How a Misogi Changed the Way I See Myself (and Everything Else)
Our Co-Founder Cam's Misogi Story
Read Below
I first heard about Misogi on December 29, 2022.
On the surface, life was great. Zorali had come through a hard season and was finally moving in a steadier, healthier direction. The chaos of growth was all around us, but it felt more intentional. More grounded.
But there was a quiet tension I couldn’t ignore.
For three years, my body had been in a battle with adrenal and chronic fatigue. By late 2022, I was technically “better” — two years past the worst of it — but there were scars that don’t show up on blood tests.
I had my energy back. What I didn’t have back was belief.
Belief in how much energy I could really access.
Belief in how far I could push myself again.
Belief that my body wouldn’t punish me for doing the things I loved most — long days outside, challenging my limits.
Without realising it, I had begun organising my life around not overdoing it. And while that came from wisdom at first, it was becoming a cage.
That’s when Misogi found me.
Cam has done a Misogi Challenge every year since 2022
The Commitment That Felt Slightly Unreasonable
A Misogi is simple to define and hard to enact:
A challenge so big it forces you to confront who you think you are.
My first one was clear the moment I saw it.
Run three times my longest-ever distance.
At the time, that meant 45km.
It felt reckless. I’d spent years being told — by professionals, by well-meaning people, by my own internal voice — that I needed to be careful. That my body couldn’t handle sustained output anymore. That there would be consequences for pushing hard.
And that was the fear underneath it all.
Not failing the run. My body failing.
Because emotionally, failure wouldn’t have meant “I didn’t finish.”
It would have meant: they were right.
When the Joy Runs Out
I gave myself two days to prepare. LOL.
Getting started was never the hard part. The hard part was what happened next.
For the first 22km, it was bliss. Endorphins. Flow. That deep sense of being exactly where you’re meant to be.
Then my knee started locking up.
Pain replaced momentum. Every step became a negotiation. The kind where your mind offers very reasonable exit ramps: You’ve already proven enough. You don’t need to do this.
Beyond the halfway mark, I wasn’t running against distance anymore.
I was running for who I am.
At around 36km, it got properly dark.

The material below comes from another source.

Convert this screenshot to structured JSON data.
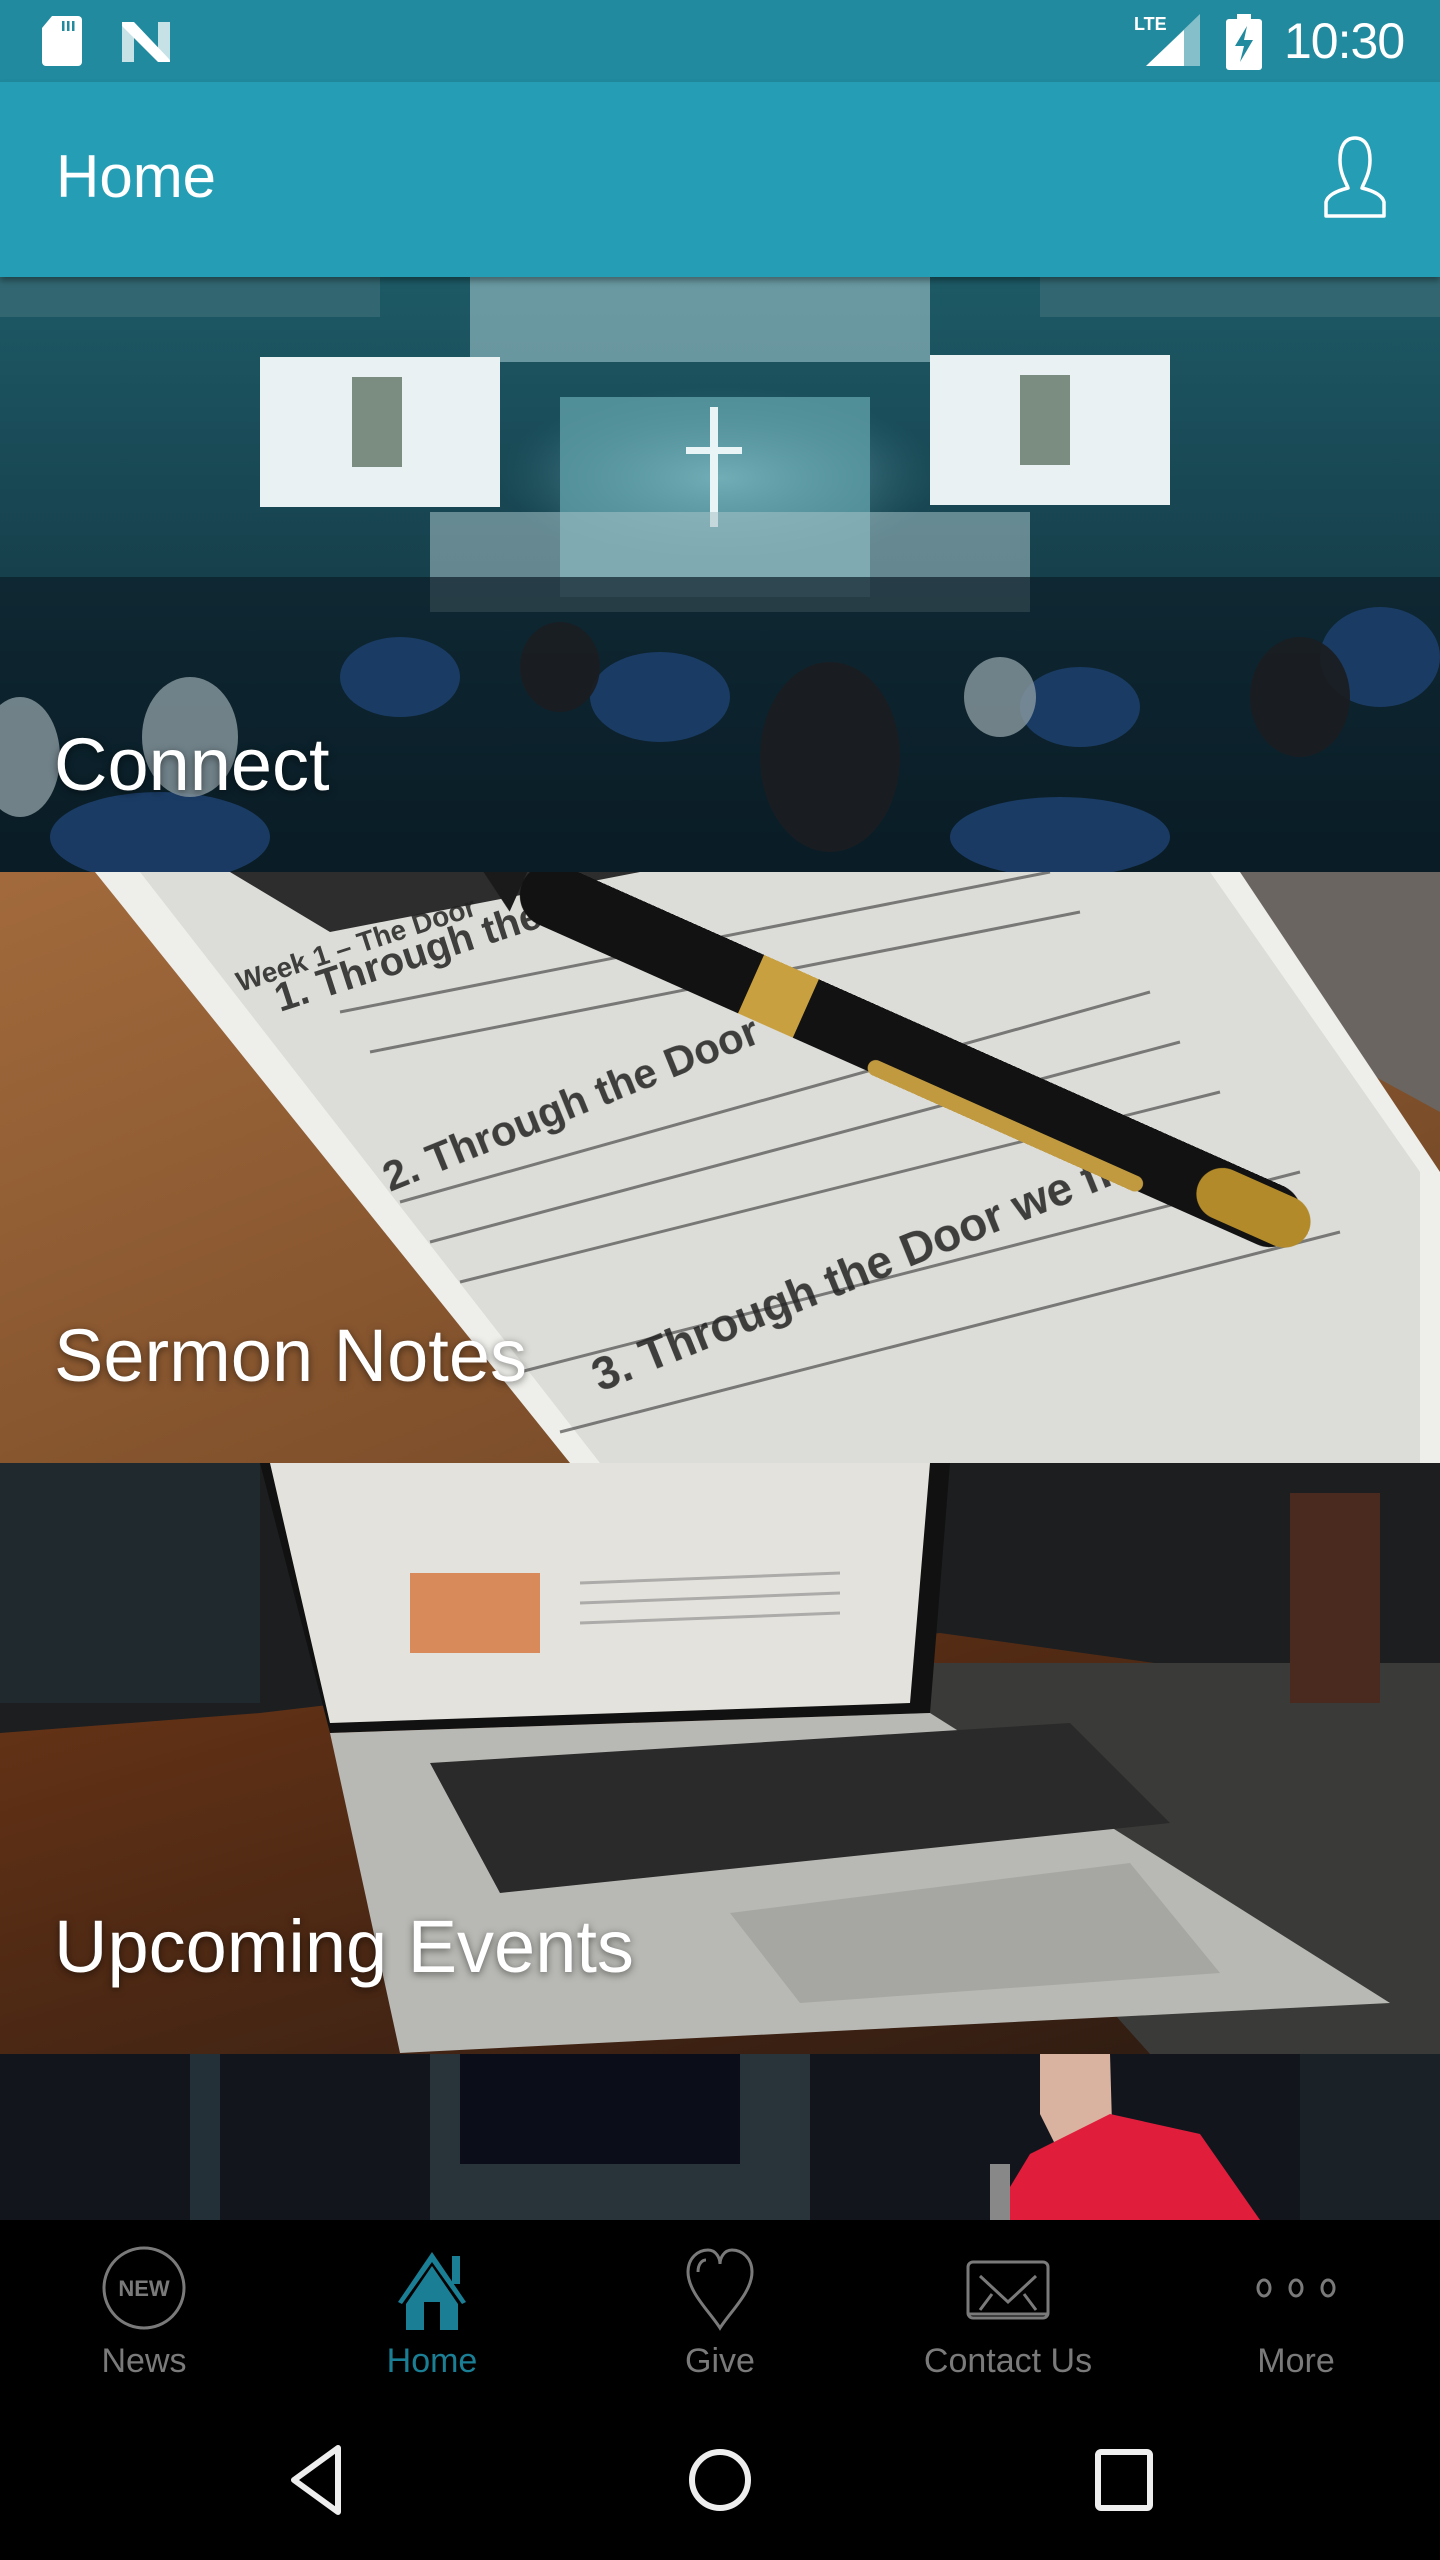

Mentally and physically. That’s when Elise and Koda met me for the final stretch. No speeches. No hype. Just presence.
And somehow, that was enough.
I finished the run battered, exhausted — and quietly transformed.
What Actually Changed
Completing that Misogi did something important.
It collapsed a belief I’d been carrying without question.

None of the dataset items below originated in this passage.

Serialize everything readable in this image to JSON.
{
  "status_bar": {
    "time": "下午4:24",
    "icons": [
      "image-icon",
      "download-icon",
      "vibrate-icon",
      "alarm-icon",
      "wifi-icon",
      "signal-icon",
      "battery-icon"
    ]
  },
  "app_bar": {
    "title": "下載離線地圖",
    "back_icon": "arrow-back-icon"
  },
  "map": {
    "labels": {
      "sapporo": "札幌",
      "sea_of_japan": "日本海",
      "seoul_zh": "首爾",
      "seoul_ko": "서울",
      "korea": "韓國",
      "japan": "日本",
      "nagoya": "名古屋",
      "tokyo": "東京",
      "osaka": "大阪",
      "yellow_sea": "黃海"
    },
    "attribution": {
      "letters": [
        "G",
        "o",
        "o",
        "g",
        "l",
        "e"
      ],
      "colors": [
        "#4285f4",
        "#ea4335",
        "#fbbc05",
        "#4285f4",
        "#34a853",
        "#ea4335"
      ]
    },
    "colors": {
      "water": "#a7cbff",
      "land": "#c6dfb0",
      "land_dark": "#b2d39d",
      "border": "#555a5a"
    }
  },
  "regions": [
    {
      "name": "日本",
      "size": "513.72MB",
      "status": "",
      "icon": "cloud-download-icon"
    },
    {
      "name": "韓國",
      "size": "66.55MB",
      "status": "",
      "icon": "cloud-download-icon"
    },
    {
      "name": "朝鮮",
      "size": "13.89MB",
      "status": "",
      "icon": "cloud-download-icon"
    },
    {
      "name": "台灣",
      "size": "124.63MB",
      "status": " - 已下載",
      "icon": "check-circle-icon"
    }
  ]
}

The belief that I used to be capable of hard things.
I already knew, intellectually, that I could do hard things.
Misogi moved that knowing into my bones.
Since then, I’ve noticed something subtle but powerful:
When I’m faced with hard decisions — in leadership, in business, in life — my body remembers what it feels like to keep going when comfort runs out.
I connect that physical challenge to deeper challenges:
- Leading through uncertainty
- Making calls without perfect clarity
- Living in the gap between the dream and the current reality
The discomfort isn’t a signal to stop.
It’s a signal that growth is happening.
The Compounding Effect
One of my mentors recently pointed something out that landed deeply.

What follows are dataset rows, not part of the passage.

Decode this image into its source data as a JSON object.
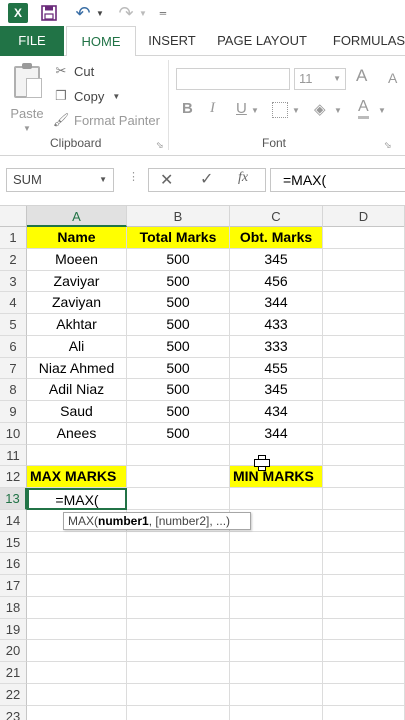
{
  "qat": {
    "app_icon": "excel-logo-icon",
    "app_letter": "X",
    "icons": [
      "save-icon",
      "undo-icon",
      "redo-icon",
      "customize-qat-icon"
    ]
  },
  "tabs": [
    "FILE",
    "HOME",
    "INSERT",
    "PAGE LAYOUT",
    "FORMULAS"
  ],
  "ribbon": {
    "paste": "Paste",
    "cut": "Cut",
    "copy": "Copy",
    "format_painter": "Format Painter",
    "clipboard": "Clipboard",
    "font_size": "11",
    "bold": "B",
    "italic": "I",
    "underline": "U",
    "grow_font": "A",
    "shrink_font": "A",
    "font_color": "A",
    "font": "Font"
  },
  "formula_bar": {
    "name_box": "SUM",
    "fx": "fx",
    "formula": "=MAX("
  },
  "columns": [
    "A",
    "B",
    "C",
    "D"
  ],
  "rows": [
    "1",
    "2",
    "3",
    "4",
    "5",
    "6",
    "7",
    "8",
    "9",
    "10",
    "11",
    "12",
    "13",
    "14",
    "15",
    "16",
    "17",
    "18",
    "19",
    "20",
    "21",
    "22",
    "23"
  ],
  "headers": {
    "name": "Name",
    "total": "Total Marks",
    "obt": "Obt. Marks"
  },
  "students": [
    {
      "name": "Moeen",
      "total": "500",
      "obt": "345"
    },
    {
      "name": "Zaviyar",
      "total": "500",
      "obt": "456"
    },
    {
      "name": "Zaviyan",
      "total": "500",
      "obt": "344"
    },
    {
      "name": "Akhtar",
      "total": "500",
      "obt": "433"
    },
    {
      "name": "Ali",
      "total": "500",
      "obt": "333"
    },
    {
      "name": "Niaz Ahmed",
      "total": "500",
      "obt": "455"
    },
    {
      "name": "Adil Niaz",
      "total": "500",
      "obt": "345"
    },
    {
      "name": "Saud",
      "total": "500",
      "obt": "434"
    },
    {
      "name": "Anees",
      "total": "500",
      "obt": "344"
    }
  ],
  "summary": {
    "max_label": "MAX MARKS",
    "min_label": "MIN MARKS"
  },
  "active_cell_text": "=MAX(",
  "tooltip": {
    "fn": "MAX(",
    "arg1": "number1",
    "rest": ", [number2], ...)"
  },
  "colors": {
    "accent": "#217346",
    "highlight": "#ffff00"
  }
}
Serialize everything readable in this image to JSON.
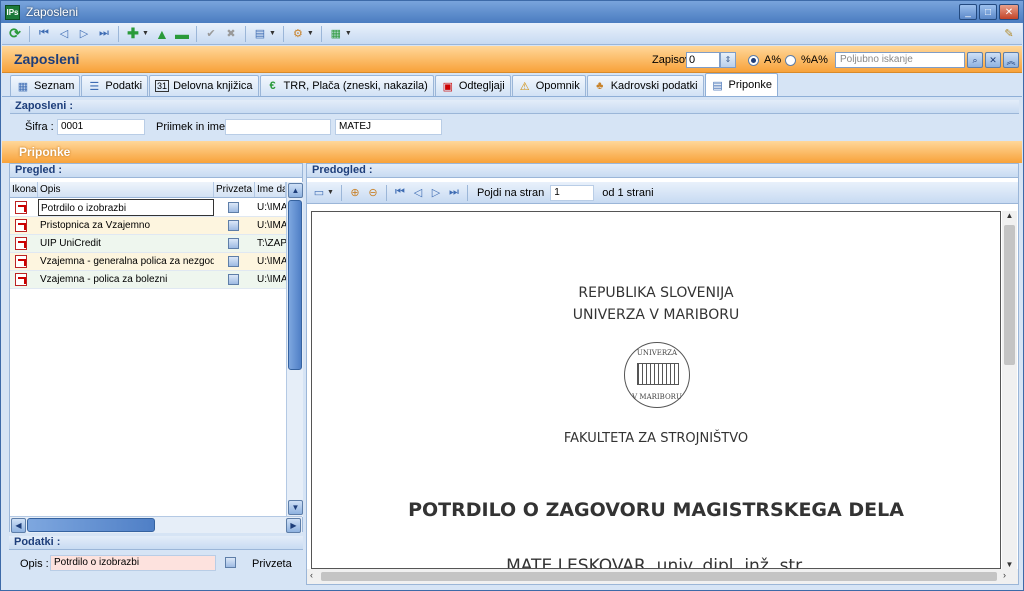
{
  "window": {
    "title": "Zaposleni",
    "app_icon": "IPs"
  },
  "header": {
    "title": "Zaposleni",
    "zapisov_label": "Zapisov :",
    "zapisov_value": "0",
    "radio1_label": "A%",
    "radio2_label": "%A%",
    "search_placeholder": "Poljubno iskanje"
  },
  "tabs": [
    {
      "label": "Seznam",
      "icon": "grid-icon"
    },
    {
      "label": "Podatki",
      "icon": "list-icon"
    },
    {
      "label": "Delovna knjižica",
      "icon": "calendar-icon",
      "glyph": "31"
    },
    {
      "label": "TRR, Plača (zneski, nakazila)",
      "icon": "euro-icon",
      "glyph": "€"
    },
    {
      "label": "Odtegljaji",
      "icon": "calc-icon"
    },
    {
      "label": "Opomnik",
      "icon": "warning-icon",
      "glyph": "⚠"
    },
    {
      "label": "Kadrovski podatki",
      "icon": "people-icon"
    },
    {
      "label": "Priponke",
      "icon": "attachment-icon"
    }
  ],
  "employee": {
    "section": "Zaposleni :",
    "sifra_label": "Šifra :",
    "sifra_value": "0001",
    "name_label": "Priimek in ime",
    "surname_value": "",
    "firstname_value": "MATEJ"
  },
  "priponke": {
    "title": "Priponke"
  },
  "pregled": {
    "title": "Pregled :",
    "columns": [
      "Ikona",
      "Opis",
      "Privzeta",
      "Ime da"
    ],
    "rows": [
      {
        "opis": "Potrdilo o izobrazbi",
        "path": "U:\\IMA"
      },
      {
        "opis": "Pristopnica za Vzajemno",
        "path": "U:\\IMA"
      },
      {
        "opis": "UIP UniCredit",
        "path": "T:\\ZAP"
      },
      {
        "opis": "Vzajemna - generalna polica za nezgode",
        "path": "U:\\IMA"
      },
      {
        "opis": "Vzajemna - polica za bolezni",
        "path": "U:\\IMA"
      }
    ]
  },
  "podatki": {
    "title": "Podatki :",
    "opis_label": "Opis :",
    "opis_value": "Potrdilo o izobrazbi",
    "privzeta_label": "Privzeta"
  },
  "predogled": {
    "title": "Predogled :",
    "goto_label": "Pojdi na stran",
    "page_value": "1",
    "of_label": "od 1 strani"
  },
  "document": {
    "line1": "REPUBLIKA SLOVENIJA",
    "line2": "UNIVERZA V MARIBORU",
    "seal_top": "UNIVERZA",
    "seal_bottom": "V MARIBORU",
    "faculty": "FAKULTETA ZA STROJNIŠTVO",
    "heading": "POTRDILO O ZAGOVORU MAGISTRSKEGA DELA",
    "partial": "MATE LESKOVAR, univ. dipl. inž. str."
  },
  "colors": {
    "orange": "#f8a23a",
    "blue": "#1e3e7a"
  }
}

My love for physical challenges — for choosing the hard thing — is the same muscle I use to build Zorali, to chase meaningful work, to stay in the game when it would be easier to coast.
Misogi sharpened that muscle.
Now, when tough conversations need to happen, or when the safe decision conflicts with the right one, I don’t try to eliminate discomfort. I recognise it.
I know what’s on the other side.
Why This Isn't Just Personal
This is why I don’t see Misogi as a private practice anymore.
Choosing the hard thing changes you.
It refines you.
It builds a quiet, unshakeable resilience.
And when people declare that commitment publicly — when they name it — something shifts. Accountability forms. Community gathers around courage.
January matters because it’s when intentions are fragile and identities are still negotiable.
My hope is simple:
That when someone submits their Misogi, they feel a spark of nervous excitement.
That sense of “This matters — and I’m not doing it alone.”
Cam's 2025 Misogi
A Few Beliefs I Now Hold
- Misogi works because it breaks the invisible limits we place on ourselves.
- Most people don’t need more motivation — they need a bold goal and permission to take the first imperfect step.
- The cost of avoiding a Misogi is slow, comfortable complacency.
- A year without a Misogi might feel easier — but it carries far less growth.
If you’ve been feeling the pull toward something difficult, meaningful, slightly unreasonable — pay attention.
That’s often the trailhead.
And sometimes, all it takes is declaring the path you’re willing to walk.